A crow cawed as Lady and I rambled off this morning just after dawn. That's a natural reference for me.

Spock on the other hand, not so much.

Either Dr. Spock or Mr. Spock.

Yesterday, I finally asked my wife what was the big deal about Leonard Nimoy dying at 83. Both ``The Score,'' the sports talker, and NPR news were making a big deal about it.

She made a split fingered hand gesture at me (that's different than a one-fingered gesture) and said, ``It's cultural.''

I will admit I grew up deprived of many pop cultural reference. We did not get TV until I was about 15. (For both economic and religious reasons).

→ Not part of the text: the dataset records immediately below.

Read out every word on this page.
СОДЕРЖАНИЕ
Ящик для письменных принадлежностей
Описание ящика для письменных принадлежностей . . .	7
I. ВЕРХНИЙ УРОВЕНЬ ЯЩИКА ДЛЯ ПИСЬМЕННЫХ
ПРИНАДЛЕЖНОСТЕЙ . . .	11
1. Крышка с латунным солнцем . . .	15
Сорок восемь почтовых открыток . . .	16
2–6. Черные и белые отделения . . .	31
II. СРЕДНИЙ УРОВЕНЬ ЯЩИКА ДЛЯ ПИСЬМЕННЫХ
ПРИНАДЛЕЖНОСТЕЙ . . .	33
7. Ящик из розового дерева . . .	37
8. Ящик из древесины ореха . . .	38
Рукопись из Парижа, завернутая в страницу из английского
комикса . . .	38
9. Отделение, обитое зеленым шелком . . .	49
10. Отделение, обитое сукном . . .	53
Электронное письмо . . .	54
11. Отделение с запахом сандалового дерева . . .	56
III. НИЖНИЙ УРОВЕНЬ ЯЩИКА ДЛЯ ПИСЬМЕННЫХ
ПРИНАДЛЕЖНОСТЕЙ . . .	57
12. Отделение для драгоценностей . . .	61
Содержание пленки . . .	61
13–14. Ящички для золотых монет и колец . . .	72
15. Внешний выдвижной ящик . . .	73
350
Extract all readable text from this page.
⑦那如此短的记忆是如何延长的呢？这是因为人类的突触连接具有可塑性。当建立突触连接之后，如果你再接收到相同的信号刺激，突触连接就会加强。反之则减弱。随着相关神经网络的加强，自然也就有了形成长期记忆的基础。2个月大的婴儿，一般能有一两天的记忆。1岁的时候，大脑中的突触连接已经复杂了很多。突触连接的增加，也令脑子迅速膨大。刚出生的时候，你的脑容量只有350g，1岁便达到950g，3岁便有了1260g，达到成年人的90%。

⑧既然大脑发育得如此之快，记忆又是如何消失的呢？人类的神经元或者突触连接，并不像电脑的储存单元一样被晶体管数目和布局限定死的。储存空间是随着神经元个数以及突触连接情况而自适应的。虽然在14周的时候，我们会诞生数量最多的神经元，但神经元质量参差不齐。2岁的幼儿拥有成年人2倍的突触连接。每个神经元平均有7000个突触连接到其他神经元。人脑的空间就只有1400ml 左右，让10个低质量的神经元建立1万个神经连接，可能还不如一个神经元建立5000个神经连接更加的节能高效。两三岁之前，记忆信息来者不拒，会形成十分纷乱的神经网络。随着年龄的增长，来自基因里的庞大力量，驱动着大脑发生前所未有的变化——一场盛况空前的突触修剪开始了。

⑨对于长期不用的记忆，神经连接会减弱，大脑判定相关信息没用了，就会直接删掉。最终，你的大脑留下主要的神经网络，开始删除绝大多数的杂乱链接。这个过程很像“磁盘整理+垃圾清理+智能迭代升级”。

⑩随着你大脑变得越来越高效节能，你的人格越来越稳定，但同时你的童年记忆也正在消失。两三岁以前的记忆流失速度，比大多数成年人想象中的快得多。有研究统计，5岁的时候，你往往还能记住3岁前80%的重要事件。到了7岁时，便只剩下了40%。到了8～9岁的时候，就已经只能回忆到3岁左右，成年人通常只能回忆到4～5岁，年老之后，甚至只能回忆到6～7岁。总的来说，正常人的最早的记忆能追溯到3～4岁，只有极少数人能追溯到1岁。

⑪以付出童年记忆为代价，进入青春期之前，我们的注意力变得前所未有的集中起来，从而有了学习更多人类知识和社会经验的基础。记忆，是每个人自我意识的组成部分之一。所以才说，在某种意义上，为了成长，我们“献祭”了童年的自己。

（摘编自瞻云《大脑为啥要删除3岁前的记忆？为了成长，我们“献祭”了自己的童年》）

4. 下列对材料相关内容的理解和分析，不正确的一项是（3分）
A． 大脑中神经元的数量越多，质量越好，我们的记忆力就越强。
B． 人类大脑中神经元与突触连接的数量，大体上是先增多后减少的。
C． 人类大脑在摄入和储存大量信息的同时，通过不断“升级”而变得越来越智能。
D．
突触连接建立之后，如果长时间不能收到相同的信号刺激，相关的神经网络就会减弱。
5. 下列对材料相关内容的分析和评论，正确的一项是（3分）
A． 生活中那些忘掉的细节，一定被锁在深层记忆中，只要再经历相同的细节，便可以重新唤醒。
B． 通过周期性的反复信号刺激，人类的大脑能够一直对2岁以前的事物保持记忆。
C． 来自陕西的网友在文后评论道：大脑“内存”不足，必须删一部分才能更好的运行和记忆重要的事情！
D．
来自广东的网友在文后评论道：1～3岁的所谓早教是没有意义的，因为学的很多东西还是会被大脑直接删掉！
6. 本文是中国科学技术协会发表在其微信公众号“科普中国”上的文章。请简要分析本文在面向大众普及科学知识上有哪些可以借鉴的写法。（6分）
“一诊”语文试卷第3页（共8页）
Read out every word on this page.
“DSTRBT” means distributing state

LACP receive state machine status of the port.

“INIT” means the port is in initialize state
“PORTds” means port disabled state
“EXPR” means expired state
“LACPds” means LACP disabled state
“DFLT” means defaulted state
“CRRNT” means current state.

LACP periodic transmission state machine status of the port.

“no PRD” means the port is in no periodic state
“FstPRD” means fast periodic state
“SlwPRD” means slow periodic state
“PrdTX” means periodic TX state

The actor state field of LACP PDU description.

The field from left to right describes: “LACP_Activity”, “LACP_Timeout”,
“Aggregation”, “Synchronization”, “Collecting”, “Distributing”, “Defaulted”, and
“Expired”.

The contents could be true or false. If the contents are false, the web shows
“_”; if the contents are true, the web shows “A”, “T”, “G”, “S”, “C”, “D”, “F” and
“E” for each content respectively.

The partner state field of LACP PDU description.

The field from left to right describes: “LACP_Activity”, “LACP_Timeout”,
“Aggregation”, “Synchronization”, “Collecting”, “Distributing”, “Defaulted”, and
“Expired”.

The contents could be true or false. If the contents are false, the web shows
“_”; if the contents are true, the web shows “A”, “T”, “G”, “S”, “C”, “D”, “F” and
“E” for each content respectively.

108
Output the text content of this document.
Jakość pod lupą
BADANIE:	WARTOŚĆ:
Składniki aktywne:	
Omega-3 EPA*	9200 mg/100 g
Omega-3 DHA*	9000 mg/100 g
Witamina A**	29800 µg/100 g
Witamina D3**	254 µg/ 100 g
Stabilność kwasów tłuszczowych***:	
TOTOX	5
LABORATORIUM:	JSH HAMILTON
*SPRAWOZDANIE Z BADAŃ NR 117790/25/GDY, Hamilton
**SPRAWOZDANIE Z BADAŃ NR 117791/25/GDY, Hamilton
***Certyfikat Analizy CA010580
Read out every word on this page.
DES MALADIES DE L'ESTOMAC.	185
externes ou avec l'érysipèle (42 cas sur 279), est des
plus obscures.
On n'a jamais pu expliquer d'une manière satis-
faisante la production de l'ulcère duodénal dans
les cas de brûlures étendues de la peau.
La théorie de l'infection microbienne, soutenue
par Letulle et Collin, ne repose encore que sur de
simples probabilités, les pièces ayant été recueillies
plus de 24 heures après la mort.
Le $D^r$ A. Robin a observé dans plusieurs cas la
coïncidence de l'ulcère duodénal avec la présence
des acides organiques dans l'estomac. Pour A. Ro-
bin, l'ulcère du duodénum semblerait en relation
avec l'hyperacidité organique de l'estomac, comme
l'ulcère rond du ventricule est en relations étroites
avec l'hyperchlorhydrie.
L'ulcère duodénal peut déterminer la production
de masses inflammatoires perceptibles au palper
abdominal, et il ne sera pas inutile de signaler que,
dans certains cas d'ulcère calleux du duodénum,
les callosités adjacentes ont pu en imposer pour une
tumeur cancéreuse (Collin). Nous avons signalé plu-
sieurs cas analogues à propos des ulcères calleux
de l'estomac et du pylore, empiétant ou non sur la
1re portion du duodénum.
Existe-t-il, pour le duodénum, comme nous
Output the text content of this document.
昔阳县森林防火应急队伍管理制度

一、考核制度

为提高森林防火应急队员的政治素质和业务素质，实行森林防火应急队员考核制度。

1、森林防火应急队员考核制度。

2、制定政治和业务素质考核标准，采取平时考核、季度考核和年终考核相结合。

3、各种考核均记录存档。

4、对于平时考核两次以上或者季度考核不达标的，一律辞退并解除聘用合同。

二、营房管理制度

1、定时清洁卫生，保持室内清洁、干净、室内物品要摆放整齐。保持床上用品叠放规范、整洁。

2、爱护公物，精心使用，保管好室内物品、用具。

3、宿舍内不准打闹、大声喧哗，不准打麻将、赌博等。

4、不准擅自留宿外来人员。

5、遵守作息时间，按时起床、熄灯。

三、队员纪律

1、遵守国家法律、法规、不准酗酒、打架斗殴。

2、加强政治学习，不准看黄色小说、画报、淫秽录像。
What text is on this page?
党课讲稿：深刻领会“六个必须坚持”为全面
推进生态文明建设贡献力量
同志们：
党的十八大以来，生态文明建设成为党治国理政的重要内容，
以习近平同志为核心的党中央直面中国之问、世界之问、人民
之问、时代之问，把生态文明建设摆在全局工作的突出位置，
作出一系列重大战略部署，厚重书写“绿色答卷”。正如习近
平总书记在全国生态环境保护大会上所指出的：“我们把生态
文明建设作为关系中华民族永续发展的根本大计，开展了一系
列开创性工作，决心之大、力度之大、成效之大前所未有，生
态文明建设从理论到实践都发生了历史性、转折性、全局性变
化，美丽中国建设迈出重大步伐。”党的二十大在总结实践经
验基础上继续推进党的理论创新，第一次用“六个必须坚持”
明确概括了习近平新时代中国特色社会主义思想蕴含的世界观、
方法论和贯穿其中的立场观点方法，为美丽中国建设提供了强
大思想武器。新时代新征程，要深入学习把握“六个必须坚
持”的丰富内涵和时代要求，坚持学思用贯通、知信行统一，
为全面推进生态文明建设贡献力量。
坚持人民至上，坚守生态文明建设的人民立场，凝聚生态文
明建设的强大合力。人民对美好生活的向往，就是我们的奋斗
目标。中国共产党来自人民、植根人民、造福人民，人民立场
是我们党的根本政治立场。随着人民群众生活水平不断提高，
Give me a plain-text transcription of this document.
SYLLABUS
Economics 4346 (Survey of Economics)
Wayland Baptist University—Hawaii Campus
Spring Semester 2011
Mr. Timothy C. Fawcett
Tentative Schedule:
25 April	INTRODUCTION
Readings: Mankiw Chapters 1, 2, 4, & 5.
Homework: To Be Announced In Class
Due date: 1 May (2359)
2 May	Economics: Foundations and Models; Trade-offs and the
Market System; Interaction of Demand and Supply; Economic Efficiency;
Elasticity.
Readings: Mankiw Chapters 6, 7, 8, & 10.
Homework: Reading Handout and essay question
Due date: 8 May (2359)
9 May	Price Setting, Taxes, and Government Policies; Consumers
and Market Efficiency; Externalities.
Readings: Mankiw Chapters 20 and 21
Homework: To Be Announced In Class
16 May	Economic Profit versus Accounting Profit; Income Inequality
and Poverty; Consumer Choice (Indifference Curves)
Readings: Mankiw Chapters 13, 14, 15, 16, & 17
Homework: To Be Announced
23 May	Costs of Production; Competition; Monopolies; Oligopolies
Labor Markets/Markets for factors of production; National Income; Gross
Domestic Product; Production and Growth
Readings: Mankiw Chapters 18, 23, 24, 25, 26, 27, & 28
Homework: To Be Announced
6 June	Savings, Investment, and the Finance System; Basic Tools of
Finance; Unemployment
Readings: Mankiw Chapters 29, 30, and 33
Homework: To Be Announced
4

By then, I was more interested in girls and other things than the stuff on TV.

So Mr. Spock holds no special meaning to me, other than I am aware there are freaks who treat "Star Trek" in the same sort of reverent way others do "Star Wars."

I may not know much about pop culture references to television, but I do not how to pick apart a mountain stream and catch native brook trout, how to shoot and skin a rabbit, and the smell of snow on the air.

Good Lord, I sound like Hank Williams Jr.'s "Country Boys Can Survive:" "Skin a buck and run a trot line."

I digress.

Before I get back on track, let me say what I remember of Dr. Spock is that he apparently destroyed the fabric of American society with his parenting advice. But maybe I am off on that cultural reference, too.

Raw nasty below 0 again this morning. Might as well send February out on same note played all month.

All the same, Lady, our family's mutt, and I both needed a longer ramble than a pee break. But we only made a few blocks and had to turn around. It sounds like today is the last of the brutal below-0 stuff for this winter and we will be back on the schedule of full rambles every morning very soon.

The street over to the north, another crow flew out of an old pine.

Back home, sparrows scattered from below our porch. But not that many. I do not know if the dearth of birds at our feeders on the front porch is related to the type of feed I bought the last time, to the interruption of feeding schedules when my father-in-law died or if a free-ranging housecat (one of those slaughtering machines) took up residence nearby.

Rabbit tracks zigged and zagged across the backyard when I checked my thermometer behind our garage. It read -5.

I have a hand gesture for that, too.